China opens stock, commodity derivatives to foreigners


It is allowing foreign investors to expand their financial asset holdings in the country
Newsfeed19 Oct 2021
    Photo credit: AFP Photo


    MAINLAND CHINA & HONG KONG

    China’s regulator expanded the investment scope for foreign investors, adding key commodity and stock market derivatives in the latest move to open its financial markets even as Beijing’s crackdown on a broad section of its private sector has roiled markets. 

    Qualified foreign investors will be able to trade commodity futures, commodity options, and stock index options, China Securities Regulatory Commission (CSRC) said on its website on Friday (15 October). The changes will take effect 1 November.

    China is opening its financial markets to bring in more foreign investments to redirect its export-led economy. The country has also opened to foreign banks taking full ownership of investment banks, asset managers and other ventures. Goldman Sachs Group (GS US) on Monday announced it had received approval to take full ownership of its securities venture, easing its push to expand in China.  

    There is increasing interest in products to hedge risks in China’s markets as foreign investors expand their holdings. Beijing is also tightening control of private enterprises ranging from the education to the technology sectors at the same time as political tension is on the rise with the West.  

    Regulators have relaxed the Qualified Foreign Institutional Investors programme – a key channel for global funds to buy China assets multiple times in recent years. In 2019, it scrapped investment limits on stocks and bonds, meaning global funds no longer need approvals to purchase quotas to buy such assets.

    Last year, CSRC said it planned to expand the derivatives market by letting foreigners use financial futures, commodity futures, and options without giving a time frame. – Bloomberg News.

    On Monday, the Hang Seng Index rose 0.31% to 25,409.75 while the Shanghai Composite Index slipped 0.12% to 3,568.14.

     

    REST OF ASIA

    Thailand is seeking to speed up criminal proceedings to crack down on insider trading, securities fraud, and other illegal financial transactions, according to the nation’s top regulator.

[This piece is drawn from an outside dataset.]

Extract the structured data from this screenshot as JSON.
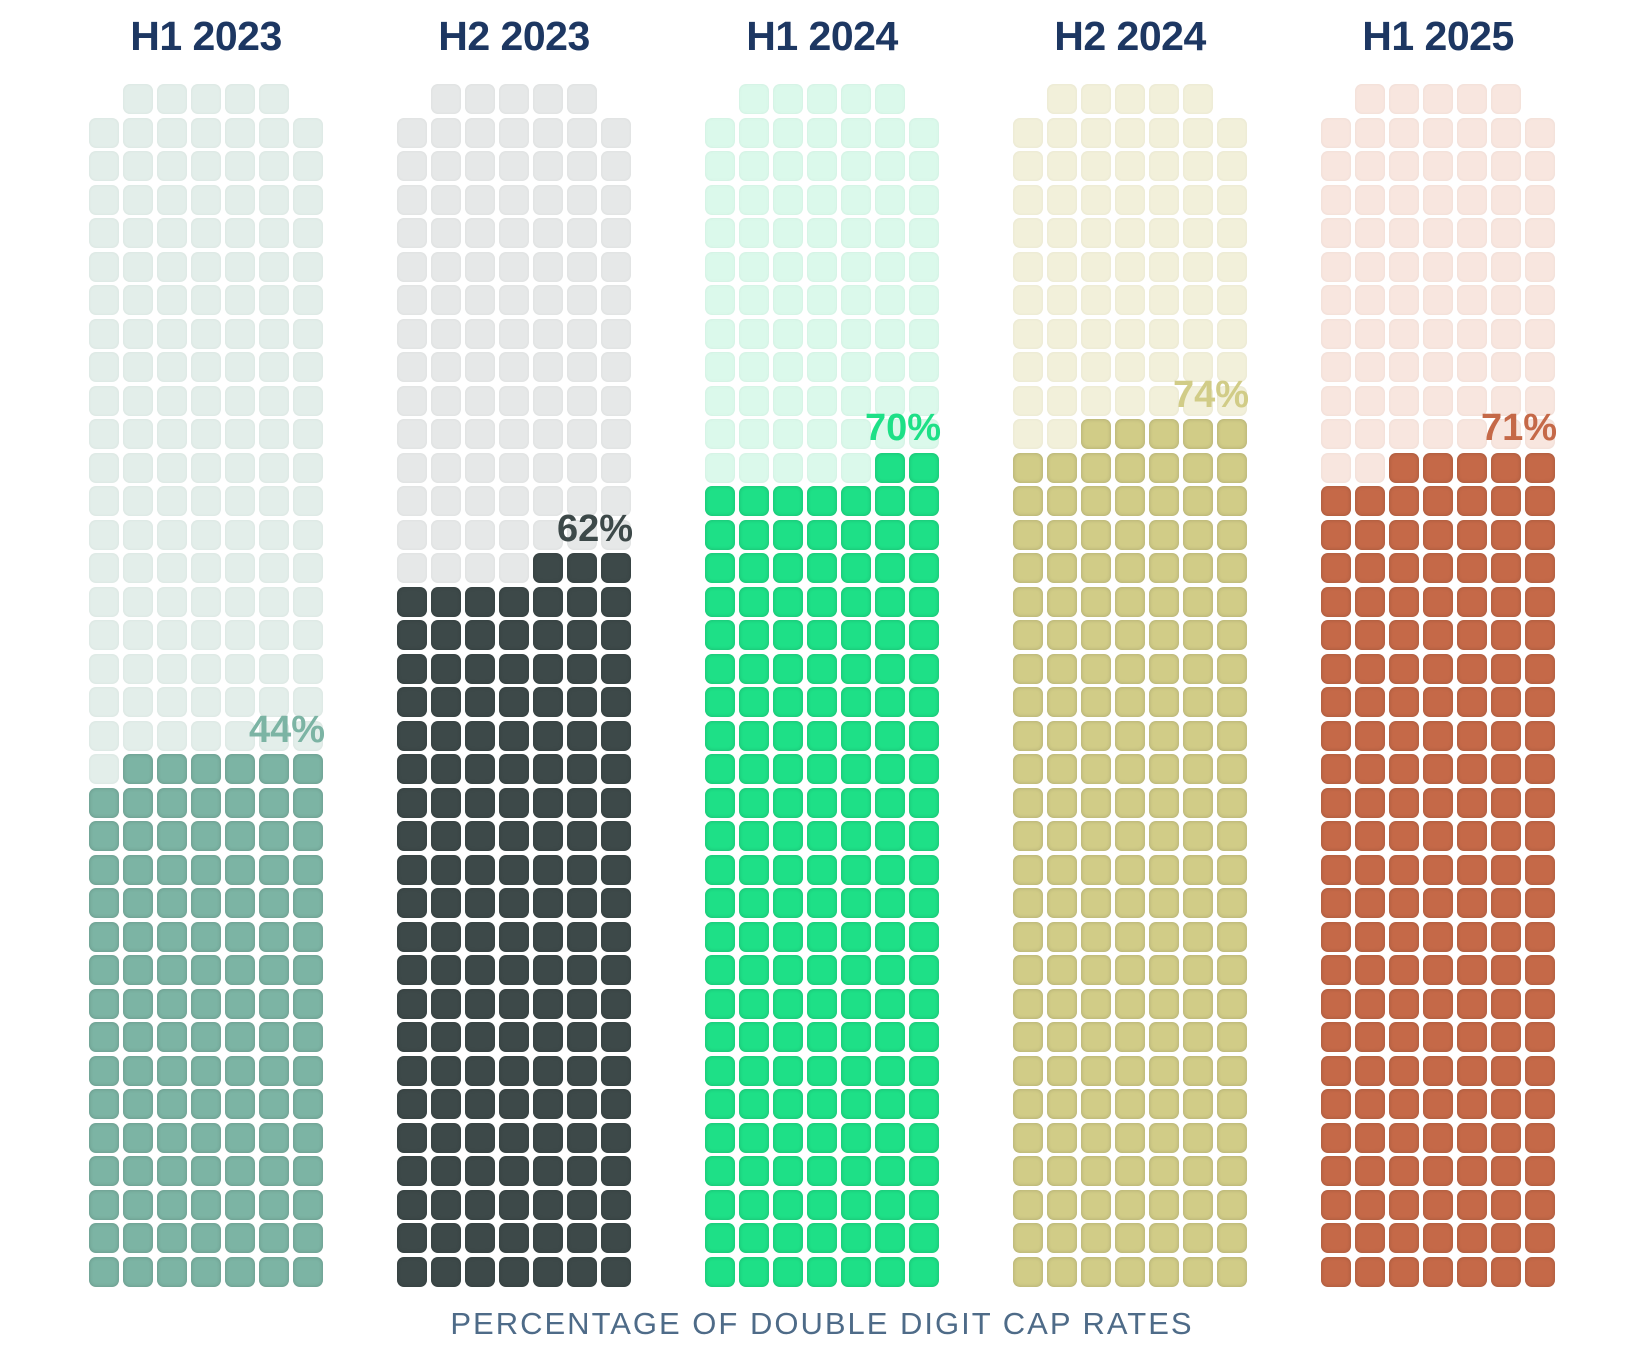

    The country’s Securities & Exchange Commission (SEC) plans to have more authority to investigate criminal dealings in equities, bonds, and digital assets, according to secretary general Ruenvadee Suwanmongkol. The proposal would speed up charges as the current process, mostly done through the police, takes a long time, she said.

    Still, the current punishments are insufficient to stem the increase in illegal transactions in the market, Ruenvadee said.

    The SEC plans to have more power to conduct criminal investigations for the possible violation of securities laws similar to countries such as the US, said Ruenvadee. Expanded authority includes the subpoena of witnesses, records, documents, and information, she said.

    The increased authority and enforcement are the key amendment of existing Securities & Exchange Act that has been forwarded to the finance ministry for consideration, Ruenvadee said. The ministry will discuss with other law enforcement agencies before being forwarded to the Cabinet and parliament for ratification, she said. – Bloomberg News.

    Australia’s S&P/ASX 200 Index rose 0.28% to 7,401.70 on Tuesday morning, adding to Monday’s 0.26% rise to 7,381.10.

    South Korea’s Kospi Index climbed 0.84% to 3,031.90 at the open on Tuesday, rebounding from Monday’s 0.28% fall to 3,006.68.

    The Taiwan Stock Exchange Weighted Index lost 0.45% to 16,705.46.